Young people at this age experience a lot of peer pressure and are self-conscious about fitting in. This sensitivity to issues of inclusion and exclusion are perfect for exploring the message of the parable of the Good Samaritan.

Materials Needed

  • Chalkboard/chalk or poster board/marker

Preparation for Sunday Scripture Readings

  1. Arrange the young people in groups of three or four and have them brainstorm a list of who's hot and who's not in the areas of show business, sports, and politics.

  2. When they are finished, have the groups report their lists as you write down their responses.

  3. Invite the young people to offer explanations for why certain people are popular and others are not.

  4. Tell the young people that in Jesus' time, one group of people was not popular with the Jewish people. Ask: What was the name of that group? (the Samaritans)

  5. Explain that the Samaritans were descendents of Jews from the northern part of the country who had intermarried with Gentiles (non-Jews) and did not worship in Jerusalem.

  6. Say: In this Sunday's Gospel, Jesus challenges us to think about how we categorize people, considering some as worthy of our time and attention and others as unworthy.

  7. Have volunteers read aloud this Sunday's Gospel, Luke 10:25-37

  8. Invite volunteers to reenact the Gospel story as it is read a second time.

  9. Ask: Of the three characters in the story who see the man in need, which would have been in the who's hot? list and which would have been in the who's not? list for the Jewish people at that time? (who's hot? - priest and Levite; who's not? - the Samaritan)

  10. Explain: Jesus told the story of the Good Samaritan to challenge us to think about how we label people. He wants us to know that we are called to think of all people as our neighbors whom we are called to love.

  11. Invite the young people to reflect in silence about the people they might be excluding.

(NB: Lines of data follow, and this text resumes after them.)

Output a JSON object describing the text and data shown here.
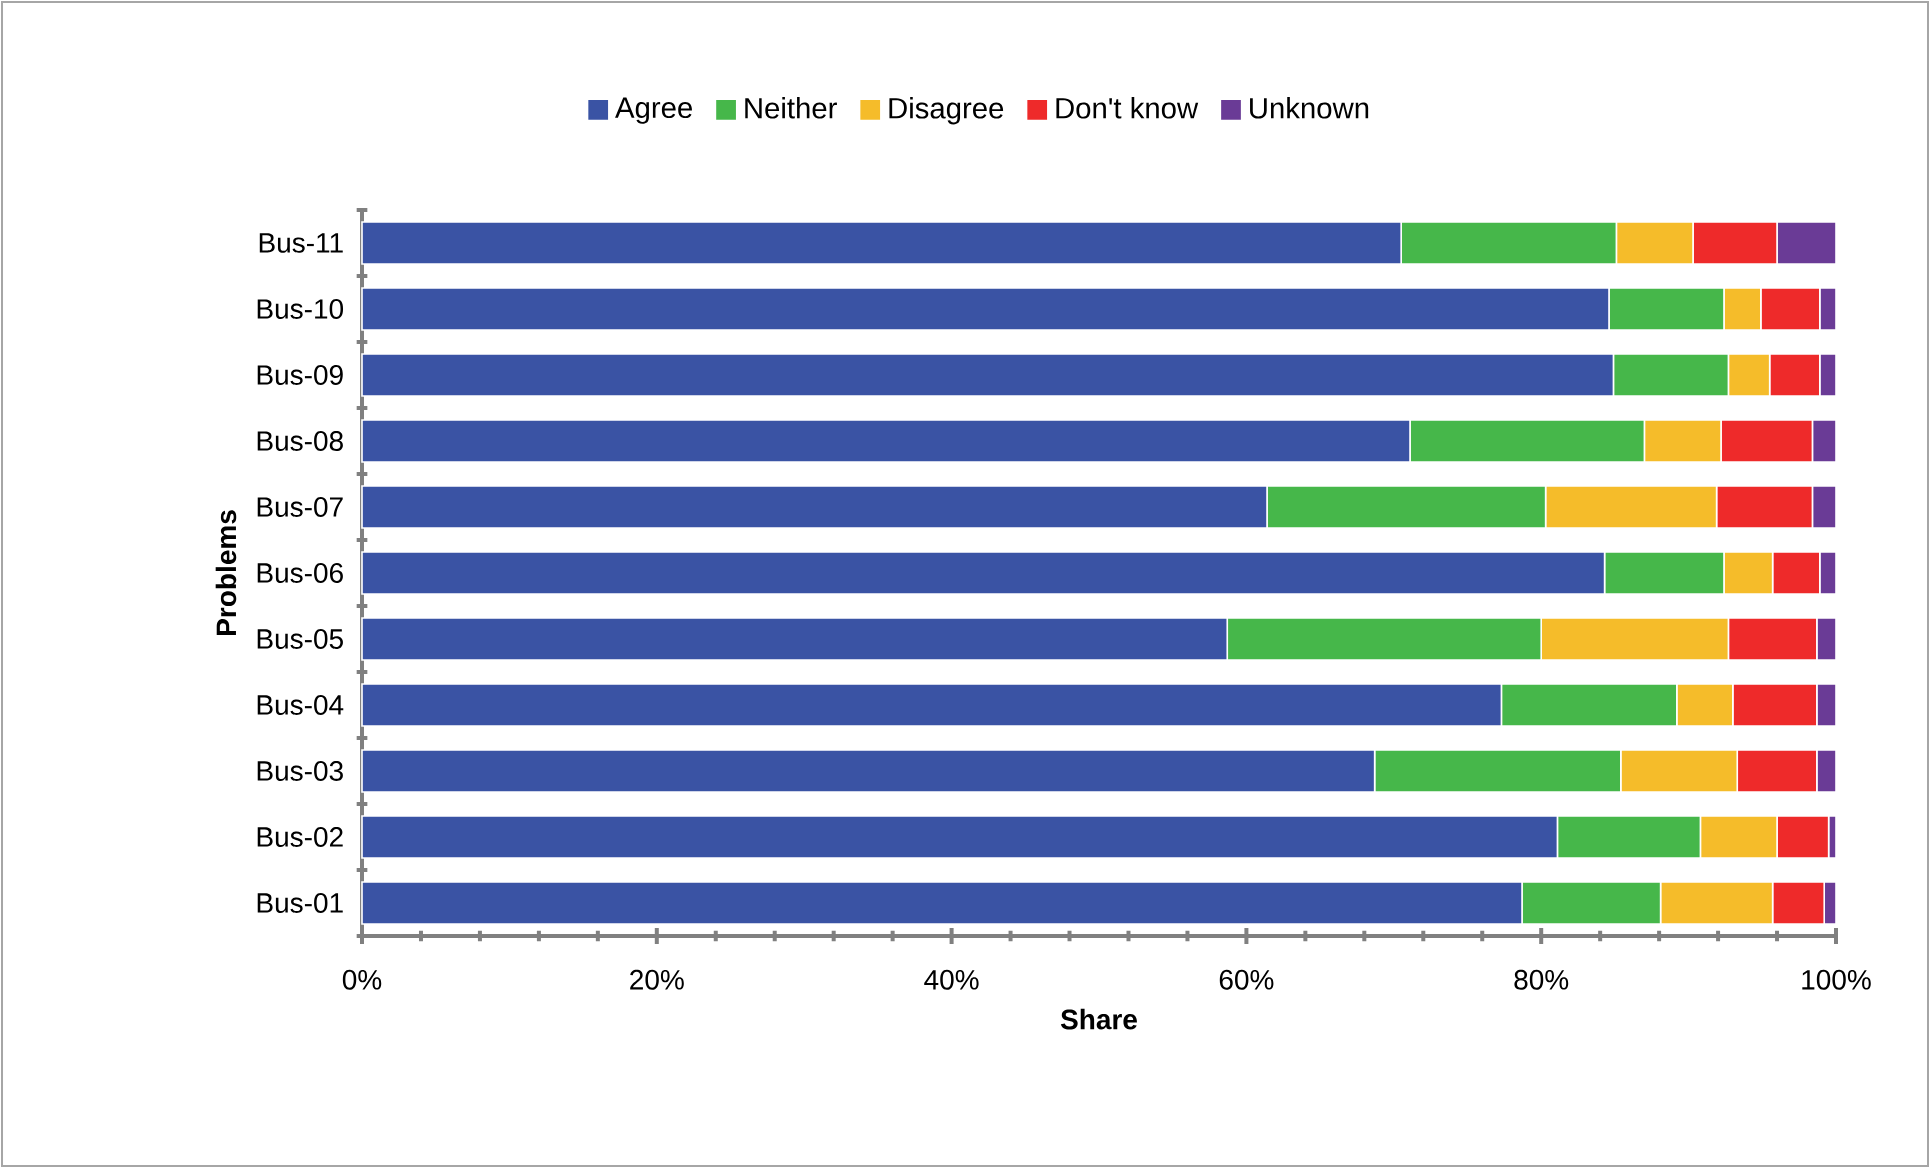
{
  "chart_data": {
    "type": "bar",
    "orientation": "horizontal",
    "stacked": true,
    "categories": [
      "Bus-11",
      "Bus-10",
      "Bus-09",
      "Bus-08",
      "Bus-07",
      "Bus-06",
      "Bus-05",
      "Bus-04",
      "Bus-03",
      "Bus-02",
      "Bus-01"
    ],
    "series": [
      {
        "name": "Agree",
        "color": "#3a53a4",
        "values": [
          70.5,
          84.6,
          84.9,
          71.1,
          61.4,
          84.3,
          58.7,
          77.3,
          68.7,
          81.1,
          78.7
        ]
      },
      {
        "name": "Neither",
        "color": "#46b74a",
        "values": [
          14.6,
          7.8,
          7.8,
          15.9,
          18.9,
          8.1,
          21.3,
          11.9,
          16.7,
          9.7,
          9.4
        ]
      },
      {
        "name": "Disagree",
        "color": "#f5bc2a",
        "values": [
          5.2,
          2.5,
          2.8,
          5.2,
          11.6,
          3.3,
          12.7,
          3.8,
          7.9,
          5.2,
          7.6
        ]
      },
      {
        "name": "Don't know",
        "color": "#ee2a2a",
        "values": [
          5.7,
          4.0,
          3.4,
          6.2,
          6.5,
          3.2,
          6.0,
          5.7,
          5.4,
          3.5,
          3.5
        ]
      },
      {
        "name": "Unknown",
        "color": "#6a3b96",
        "values": [
          4.0,
          1.1,
          1.1,
          1.6,
          1.6,
          1.1,
          1.3,
          1.3,
          1.3,
          0.5,
          0.8
        ]
      }
    ],
    "xlim": [
      0,
      100
    ],
    "xticks": [
      {
        "value": 0,
        "label": "0%"
      },
      {
        "value": 20,
        "label": "20%"
      },
      {
        "value": 40,
        "label": "40%"
      },
      {
        "value": 60,
        "label": "60%"
      },
      {
        "value": 80,
        "label": "80%"
      },
      {
        "value": 100,
        "label": "100%"
      }
    ],
    "xlabel": "Share",
    "ylabel": "Problems",
    "legend": "top"
  }
}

  12. Conclude by praying together the Act of Contrition, asking for forgiveness for excluding others.

Family


Gospel Reading
Luke 10:25-37
The parable of the Good Samaritan


Family Connection

Families rely on selfless love. Parents show love for their children not just when it's convenient, but whenever their children's needs must be met. Imagine if the members of a family were concerned only with their own needs. How quickly things would fall apart!

In the story of the Good Samaritan, we learn about someone who went out of his way to care for the needs of another. He recognized the victim as his brother and accepted responsibility for him. As a family, talk about the responsibilities of each member of the family. Share how you, as parents, care for the needs of everyone in the family even when it's inconvenient. Ask your children to share times when they did chores and helped the family even when it was not convenient.

Read aloud this Sunday's Gospel, Luke 10:25-37. Talk about how the Samaritan went out of his way to care for the needs of the victim. Make a commitment as a family to follow the example of the Good Samaritan. Explain that the more you learn to accept responsibility for each other's needs at home, the more you'll be able to accept responsibility for the needs of others in the world.